All governments have ensured that their schemes don’t infringe international trade legislation but this may have influenced local criteria and timings. Was the US scheme late so that GM and Chrysler were able to compete more easily? Was the German scheme more generous as the government recognised they could help themselves out of the recession? This scheme also allowed the funds to go against nearly new cars too. Meanwhile, the US scheme may seem a little odd in European eyes as the rules state that the new car must be capable of (just) 22mpg with the outgoing one delivering under (just) 18 mpg. The UK Government with a relatively small manufacturing base will have invested £1,000 per car and on average seen more than that return to it in VAT.
Results?
The German market is 28% up to the end of August and whilst orders continue to be delivered the market will be positive. In France, Italy and the UK the schemes
have stabalised the markets. In Spain the scheme has not been enough to stop a decline of over 30% whilst other markets without schemes have similarly struggled - Ireland and Finland for example. The results in China are incredible – the market was up 91% in the month of August at over 850k units.
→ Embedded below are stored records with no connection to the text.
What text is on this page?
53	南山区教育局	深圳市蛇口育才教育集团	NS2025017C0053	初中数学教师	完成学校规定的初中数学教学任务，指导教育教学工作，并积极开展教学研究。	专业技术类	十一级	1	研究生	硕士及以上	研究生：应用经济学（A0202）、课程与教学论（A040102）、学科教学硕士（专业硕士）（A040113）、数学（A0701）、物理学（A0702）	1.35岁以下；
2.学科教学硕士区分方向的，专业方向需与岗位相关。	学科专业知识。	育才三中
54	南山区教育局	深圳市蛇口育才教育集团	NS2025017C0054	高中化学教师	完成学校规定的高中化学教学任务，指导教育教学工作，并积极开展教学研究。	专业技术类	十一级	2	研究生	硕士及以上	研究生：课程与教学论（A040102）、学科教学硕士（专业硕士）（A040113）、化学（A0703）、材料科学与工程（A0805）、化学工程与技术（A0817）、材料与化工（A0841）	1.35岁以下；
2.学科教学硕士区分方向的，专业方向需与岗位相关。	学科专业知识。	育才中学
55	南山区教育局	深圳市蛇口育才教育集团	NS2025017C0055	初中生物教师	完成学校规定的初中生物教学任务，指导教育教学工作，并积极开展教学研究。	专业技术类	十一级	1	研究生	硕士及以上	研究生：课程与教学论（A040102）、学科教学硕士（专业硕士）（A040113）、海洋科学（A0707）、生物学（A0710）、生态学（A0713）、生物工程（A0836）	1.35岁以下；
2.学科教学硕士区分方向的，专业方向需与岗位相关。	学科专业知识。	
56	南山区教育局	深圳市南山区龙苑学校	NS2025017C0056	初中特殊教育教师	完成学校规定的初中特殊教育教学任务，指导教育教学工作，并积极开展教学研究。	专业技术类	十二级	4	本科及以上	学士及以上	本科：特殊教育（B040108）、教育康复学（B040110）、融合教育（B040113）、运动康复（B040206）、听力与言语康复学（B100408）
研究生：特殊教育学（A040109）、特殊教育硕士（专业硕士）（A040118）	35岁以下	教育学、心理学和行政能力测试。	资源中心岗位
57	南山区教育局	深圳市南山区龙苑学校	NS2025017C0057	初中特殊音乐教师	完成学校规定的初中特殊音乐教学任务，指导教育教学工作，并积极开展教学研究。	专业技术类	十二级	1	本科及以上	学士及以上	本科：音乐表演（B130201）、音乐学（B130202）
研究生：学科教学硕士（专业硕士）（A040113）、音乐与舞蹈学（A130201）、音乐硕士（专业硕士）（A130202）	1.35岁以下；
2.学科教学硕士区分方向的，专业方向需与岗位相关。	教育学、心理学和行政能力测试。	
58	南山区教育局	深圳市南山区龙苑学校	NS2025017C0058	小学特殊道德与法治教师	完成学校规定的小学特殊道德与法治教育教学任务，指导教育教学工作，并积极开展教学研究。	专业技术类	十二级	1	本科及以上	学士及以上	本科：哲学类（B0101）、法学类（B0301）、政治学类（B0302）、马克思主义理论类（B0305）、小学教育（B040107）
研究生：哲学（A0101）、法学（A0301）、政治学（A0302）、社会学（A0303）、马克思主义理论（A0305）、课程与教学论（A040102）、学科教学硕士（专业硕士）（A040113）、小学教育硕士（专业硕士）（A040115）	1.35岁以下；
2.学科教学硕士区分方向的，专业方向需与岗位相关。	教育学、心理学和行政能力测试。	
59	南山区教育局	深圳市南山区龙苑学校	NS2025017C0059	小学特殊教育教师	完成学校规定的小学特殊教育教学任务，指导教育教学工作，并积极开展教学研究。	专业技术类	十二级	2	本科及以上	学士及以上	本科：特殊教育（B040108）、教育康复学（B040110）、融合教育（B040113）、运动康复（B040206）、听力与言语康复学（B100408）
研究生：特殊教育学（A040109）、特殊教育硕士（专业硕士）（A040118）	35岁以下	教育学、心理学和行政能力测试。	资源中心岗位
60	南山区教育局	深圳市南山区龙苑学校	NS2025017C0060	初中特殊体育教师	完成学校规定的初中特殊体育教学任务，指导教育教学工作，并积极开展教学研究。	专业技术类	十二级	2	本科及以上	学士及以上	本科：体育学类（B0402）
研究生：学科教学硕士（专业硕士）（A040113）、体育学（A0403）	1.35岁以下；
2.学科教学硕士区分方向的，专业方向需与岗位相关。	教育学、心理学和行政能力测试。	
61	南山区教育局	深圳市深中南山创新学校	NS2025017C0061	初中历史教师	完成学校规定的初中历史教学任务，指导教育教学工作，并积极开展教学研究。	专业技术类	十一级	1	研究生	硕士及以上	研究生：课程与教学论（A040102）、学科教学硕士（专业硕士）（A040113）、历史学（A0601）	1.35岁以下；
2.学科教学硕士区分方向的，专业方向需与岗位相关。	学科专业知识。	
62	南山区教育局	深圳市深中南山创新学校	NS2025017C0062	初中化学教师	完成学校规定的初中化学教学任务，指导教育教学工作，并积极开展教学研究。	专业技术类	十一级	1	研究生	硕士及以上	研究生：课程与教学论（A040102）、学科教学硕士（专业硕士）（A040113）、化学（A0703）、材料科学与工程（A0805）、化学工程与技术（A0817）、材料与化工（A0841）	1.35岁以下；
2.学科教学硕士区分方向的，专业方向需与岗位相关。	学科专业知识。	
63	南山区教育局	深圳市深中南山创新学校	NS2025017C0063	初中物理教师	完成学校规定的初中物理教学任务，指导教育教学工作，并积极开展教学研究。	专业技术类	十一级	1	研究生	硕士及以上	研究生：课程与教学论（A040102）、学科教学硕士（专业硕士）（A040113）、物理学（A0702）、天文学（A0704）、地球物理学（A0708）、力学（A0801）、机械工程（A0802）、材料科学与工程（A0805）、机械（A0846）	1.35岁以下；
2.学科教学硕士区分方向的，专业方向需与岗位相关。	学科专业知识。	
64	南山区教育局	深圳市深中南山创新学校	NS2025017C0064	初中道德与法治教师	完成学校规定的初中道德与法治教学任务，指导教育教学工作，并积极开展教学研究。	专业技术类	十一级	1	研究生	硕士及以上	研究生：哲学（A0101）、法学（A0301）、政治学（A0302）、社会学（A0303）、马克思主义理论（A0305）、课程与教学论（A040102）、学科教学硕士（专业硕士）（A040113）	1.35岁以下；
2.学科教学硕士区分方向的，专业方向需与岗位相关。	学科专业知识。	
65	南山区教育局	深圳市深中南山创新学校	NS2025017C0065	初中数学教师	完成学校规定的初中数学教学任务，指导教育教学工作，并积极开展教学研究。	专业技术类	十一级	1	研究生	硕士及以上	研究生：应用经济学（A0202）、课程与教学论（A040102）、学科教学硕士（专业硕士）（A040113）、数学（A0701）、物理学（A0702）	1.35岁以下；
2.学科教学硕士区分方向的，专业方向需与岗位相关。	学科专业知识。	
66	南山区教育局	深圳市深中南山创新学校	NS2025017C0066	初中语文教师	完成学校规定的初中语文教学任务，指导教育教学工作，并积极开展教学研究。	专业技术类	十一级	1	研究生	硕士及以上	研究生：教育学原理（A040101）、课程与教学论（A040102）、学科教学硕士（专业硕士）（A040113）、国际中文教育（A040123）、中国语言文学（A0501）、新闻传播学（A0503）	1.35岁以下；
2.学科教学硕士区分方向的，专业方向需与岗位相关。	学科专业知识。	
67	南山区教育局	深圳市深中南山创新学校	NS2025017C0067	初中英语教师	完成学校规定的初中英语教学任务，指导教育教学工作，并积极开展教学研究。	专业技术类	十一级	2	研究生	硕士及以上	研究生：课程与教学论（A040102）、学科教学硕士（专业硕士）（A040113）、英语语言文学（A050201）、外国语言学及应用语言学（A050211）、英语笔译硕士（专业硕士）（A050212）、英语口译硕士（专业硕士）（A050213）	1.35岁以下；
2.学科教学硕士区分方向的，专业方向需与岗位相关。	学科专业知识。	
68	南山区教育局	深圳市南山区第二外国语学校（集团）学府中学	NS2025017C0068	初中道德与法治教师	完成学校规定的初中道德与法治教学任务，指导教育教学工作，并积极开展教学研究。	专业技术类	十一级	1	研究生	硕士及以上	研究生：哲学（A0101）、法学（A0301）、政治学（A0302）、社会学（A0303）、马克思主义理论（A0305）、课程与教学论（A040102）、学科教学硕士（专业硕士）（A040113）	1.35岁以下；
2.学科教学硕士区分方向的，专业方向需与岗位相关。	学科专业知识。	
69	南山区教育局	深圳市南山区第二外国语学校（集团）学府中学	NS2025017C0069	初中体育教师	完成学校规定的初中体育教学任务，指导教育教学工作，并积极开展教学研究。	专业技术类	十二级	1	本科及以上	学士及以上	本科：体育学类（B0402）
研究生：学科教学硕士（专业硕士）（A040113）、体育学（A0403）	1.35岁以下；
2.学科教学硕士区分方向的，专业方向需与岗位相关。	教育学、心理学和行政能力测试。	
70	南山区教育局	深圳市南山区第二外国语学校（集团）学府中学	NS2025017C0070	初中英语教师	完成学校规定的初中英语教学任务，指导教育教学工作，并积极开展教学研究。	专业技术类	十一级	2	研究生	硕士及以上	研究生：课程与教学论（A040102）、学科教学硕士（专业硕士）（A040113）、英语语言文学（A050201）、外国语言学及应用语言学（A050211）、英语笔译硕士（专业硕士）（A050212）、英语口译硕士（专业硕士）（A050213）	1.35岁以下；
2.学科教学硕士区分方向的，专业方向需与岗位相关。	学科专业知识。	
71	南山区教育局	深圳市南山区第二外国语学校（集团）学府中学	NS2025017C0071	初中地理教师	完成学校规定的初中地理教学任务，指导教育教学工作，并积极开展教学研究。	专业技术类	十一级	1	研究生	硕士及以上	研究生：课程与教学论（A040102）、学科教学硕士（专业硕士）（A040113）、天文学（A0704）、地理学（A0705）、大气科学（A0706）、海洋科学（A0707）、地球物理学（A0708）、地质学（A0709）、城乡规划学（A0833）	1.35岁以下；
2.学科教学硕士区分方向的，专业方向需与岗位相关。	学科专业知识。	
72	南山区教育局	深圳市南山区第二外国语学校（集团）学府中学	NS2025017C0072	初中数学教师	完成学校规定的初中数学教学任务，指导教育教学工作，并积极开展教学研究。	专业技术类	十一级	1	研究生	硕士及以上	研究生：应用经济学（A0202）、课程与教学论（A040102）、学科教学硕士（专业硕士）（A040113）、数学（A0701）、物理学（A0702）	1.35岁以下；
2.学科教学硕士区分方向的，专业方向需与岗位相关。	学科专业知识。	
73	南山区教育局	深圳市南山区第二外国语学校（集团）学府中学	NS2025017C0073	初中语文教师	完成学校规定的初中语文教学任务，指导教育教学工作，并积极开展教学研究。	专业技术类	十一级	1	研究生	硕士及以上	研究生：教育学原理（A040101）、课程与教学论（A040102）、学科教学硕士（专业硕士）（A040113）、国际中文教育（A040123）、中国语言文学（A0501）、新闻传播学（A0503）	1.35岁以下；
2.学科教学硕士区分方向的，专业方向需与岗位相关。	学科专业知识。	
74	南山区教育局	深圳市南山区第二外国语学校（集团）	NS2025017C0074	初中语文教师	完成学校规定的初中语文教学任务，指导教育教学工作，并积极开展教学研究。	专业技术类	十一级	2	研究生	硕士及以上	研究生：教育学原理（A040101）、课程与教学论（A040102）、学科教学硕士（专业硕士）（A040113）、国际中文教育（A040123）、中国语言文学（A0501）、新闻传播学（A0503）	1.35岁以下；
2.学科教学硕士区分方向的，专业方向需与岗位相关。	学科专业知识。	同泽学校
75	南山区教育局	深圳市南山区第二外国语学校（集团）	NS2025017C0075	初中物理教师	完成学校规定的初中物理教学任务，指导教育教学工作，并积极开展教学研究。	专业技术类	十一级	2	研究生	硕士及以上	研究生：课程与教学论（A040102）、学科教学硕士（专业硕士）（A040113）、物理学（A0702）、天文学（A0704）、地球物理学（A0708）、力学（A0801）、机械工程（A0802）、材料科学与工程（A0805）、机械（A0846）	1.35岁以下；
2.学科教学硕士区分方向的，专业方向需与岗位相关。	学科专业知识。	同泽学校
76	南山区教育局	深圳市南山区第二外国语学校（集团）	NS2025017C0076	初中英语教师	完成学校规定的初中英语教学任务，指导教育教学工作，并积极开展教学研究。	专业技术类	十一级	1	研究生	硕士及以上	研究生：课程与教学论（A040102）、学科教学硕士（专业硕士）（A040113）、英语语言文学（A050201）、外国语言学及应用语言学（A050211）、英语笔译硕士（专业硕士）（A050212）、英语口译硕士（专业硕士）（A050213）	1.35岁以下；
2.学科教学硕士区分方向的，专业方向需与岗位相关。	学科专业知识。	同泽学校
As the schemes have become effective manufacturing plants have come back on stream - in the US GM has set about producing an additional 60k units before the end of the year whilst closer to home Nissan GB have taken back associates they previously laid off.
Winners?
Some manufacturers have been benefiting around the world – Hyundai for example saw UK sales rise 208% in August last month (55% ytd) with similar increases in some European markets. The European market was 8% down to the end of August with those with small fuel efficient cars doing very well - Fiat were 1% up – an enviable position compared to many others.
Many economies around the globe appear to be pulling out of recession and achieving growth. There is a feeling that the worst is over so may be many global citizens are relative winners.
So, what can we learn?
The Scrappage schemes have helped get manufacturing get moving again as well as safeguarding many service sector jobs in dealer networks.
Their impact in key markets is considerable and it is clear many people who would not have bought a new car – possibly ever – have done so. It is likely the habitual new car purchaser will feel confident enough to return to the market place in 2010 as the economy continues its recovery.
Manufacturers and dealers a like need to take special care of the Scrappage customers as for many the franchised dealer experience will be a new one and it needs to be memorable for all the right reasons. Scrappage research we have undertaken so far indicates that some purchasers are not convinced about having their car serviced where they purchased it from...
More could have been done to drive consumers into more fuel efficient/lower CO2 models, however, rather than straightforward replacement. May be the US might start a real love affair with fuel efficient cars and not need the 70% increase in fuel duty Bill Ford called for some months back.
But should it be required again it should focus more on, environmentally friendly cars - whether petrol, diesel, hybrid, electric or even hydrogen – which doubtlessly the survivors of this recession will be building...
This time around, however, the needs were more pressing for this global sticking plaster and the results are positive.